No, War’s Opponents Need Not Apologize
What shall those of us who opposed the war now say and do, save mumble that it’s not yet quite over and that real peace and democracy are still iffy propositions? For the most part, the victory has been swift, comprehensive and without the tens of thousands of civilian Iraqi casualties that some of us feared likely. Is it time, as right-wing columnists have already begun to claim, for us to hang our heads in shame, to confess that Messrs. Wolfowitz and Perle, Rumsfeld and Kristol and the others, all the so-called “chicken hawks,” knew better after all?
Sorry, no apology warranted. Was there ever any doubt that the United States would prevail?
True, those of us who cautioned that wars most often do not go as their planners intend, that great and unpleasant surprises are the norm, were in this instance largely mistaken; surprises here were few and not entirely unpleasant — for example, the feebleness of Iraqi resistance. The war was hardly the “cake-walk” the planners and the media predicted, but still less was it the debacle the war’s opponents had forecast. Might peace and democracy now prove easier than we have thought?
The other night, on television, an “expert” analyst took a strangely Pollyannaish view of the immediate political prospect: Look how successful we’ve been in transforming Afghanistan; surely we can do the same in Iraq. Heaven help us if Afghanistan is our standard of success — Afghanistan, where the Taliban are now re-emerging and the Islamist warlords have never disappeared, where President Hamid Karzai seems to have become, in effect, the somewhat feckless mayor of Kabul, the liberated nation toward whose reconstruction the entire international community contributed a paltry $1 billion last year.
But even if, somehow, the general good of the Iraqi people will be dramatically advanced as a result of the war we condemned, and even if, mirabile dictu, contrary to what we who have opposed the war and, for that matter, the CIA as well have predicted, regional peace eventuates, and even for that matter a transformation of the entire Arab world, the war’s opponents will have no cause for shame.
Freedom for the Iraqi people was a postscript to the rationales the American administration put forward for this war; it came largely to compensate for the weakness of other and earlier rationales.
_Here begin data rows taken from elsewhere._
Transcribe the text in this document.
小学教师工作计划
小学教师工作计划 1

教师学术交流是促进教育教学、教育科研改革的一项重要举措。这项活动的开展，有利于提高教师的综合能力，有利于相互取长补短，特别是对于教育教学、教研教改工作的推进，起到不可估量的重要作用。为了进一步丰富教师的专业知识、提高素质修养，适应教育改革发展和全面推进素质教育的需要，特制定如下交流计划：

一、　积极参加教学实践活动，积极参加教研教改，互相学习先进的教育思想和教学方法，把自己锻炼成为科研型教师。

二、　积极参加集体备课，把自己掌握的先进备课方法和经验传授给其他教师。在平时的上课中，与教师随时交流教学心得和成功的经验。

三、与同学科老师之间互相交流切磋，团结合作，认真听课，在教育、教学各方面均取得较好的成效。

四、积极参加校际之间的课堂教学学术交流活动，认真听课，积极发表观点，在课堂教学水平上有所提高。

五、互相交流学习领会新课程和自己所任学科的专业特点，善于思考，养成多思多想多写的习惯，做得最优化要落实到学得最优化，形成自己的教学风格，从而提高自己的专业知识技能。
This war was specifically and explicitly a war born of 9/11 and intended to prevent (or at least inhibit) its sequel. In the beginning, the heart of the matter was destroying Saddam’s weapons of mass destruction. So far, we have located no such weapons, even though the president along with Secretary of State Colin Powell assured us, more than once, that the United States had specific information regarding their existence. Then we were spun by an effort to have us believe in a connection between Iraq and Al Qaeda, a connection the war would sever. That was, to put it mildly, doubtful all along, and doubtful it remains.
But let’s suppose weapons of mass destruction and destructive connections are discovered. Let’s even suppose an early ending to the current chaos, and then the emergence of a competent Iraqi government. The reason such discoveries and developments would not vindicate the promoters of the war is that we who opposed it were not in fact opposed to “the” war; we were opposed to this war — this war that from the first so cavalierly dispensed with diplomacy, that treated the United Nations as an obstacle to be overcome rather that as a resource to be recruited, this war that knocked Europe off its developing center, this war whose planners enthusiastically rendered the sometime need for preemptive American action a virtue — nay, a commitment — this war that has soured, perhaps poisoned, America’s capacity for leadership in the family, yes family, of nations. On the morrow of 9/11, Americans asked, “Why do they hate us?” By “they,” we meant the maniacal terrorists, the suicide bombers, the cult of Osama bin Laden and his counterparts. But when we ask that question today, so short a time later, the “they” refers to tens of millions of people in virtually every corner of the globe. Nor is the answer to that question a mystery: They hate us because we have displayed contempt rather than regard for the good opinion of mankind. We have courted their hate. The war that might one day have been necessary, the “last resort” war, was not the war we fought; we fought instead a war that gives a new meaning to the word “isolationism,” that henceforward means not antipathy to foreign adventures but a sympathy for such involvements only when they are unencumbered by significant partnerships and alliances. It is, alas, not churlish to wonder which nation this war’s planners are now thinking to attack, and which after that.
Yes, of course, good riddance to Saddam Hussein’s regime. But the arguments from morality and from prudence that counseled invigorated inspections before resorting to war are as valid, as compelling, today as they were two months ago. We did not oppose this war because we feared America would lose it; we opposed this war because we believed that America should not wage it. It has been waged, and the whirlwind begun, no matter how events in Iraq unfold in the weeks and months ahead.
The presidency remains, of course, a bully pulpit, as Teddy Roosevelt was so fond of saying. But take care when the bully pulpit is occupied by a pulpit bully.
Leonard Fein’s most recent book is “Against the Dying of the Light: A Father’s Story of Love, Loss, and Hope” (Jewish Lights, 2001).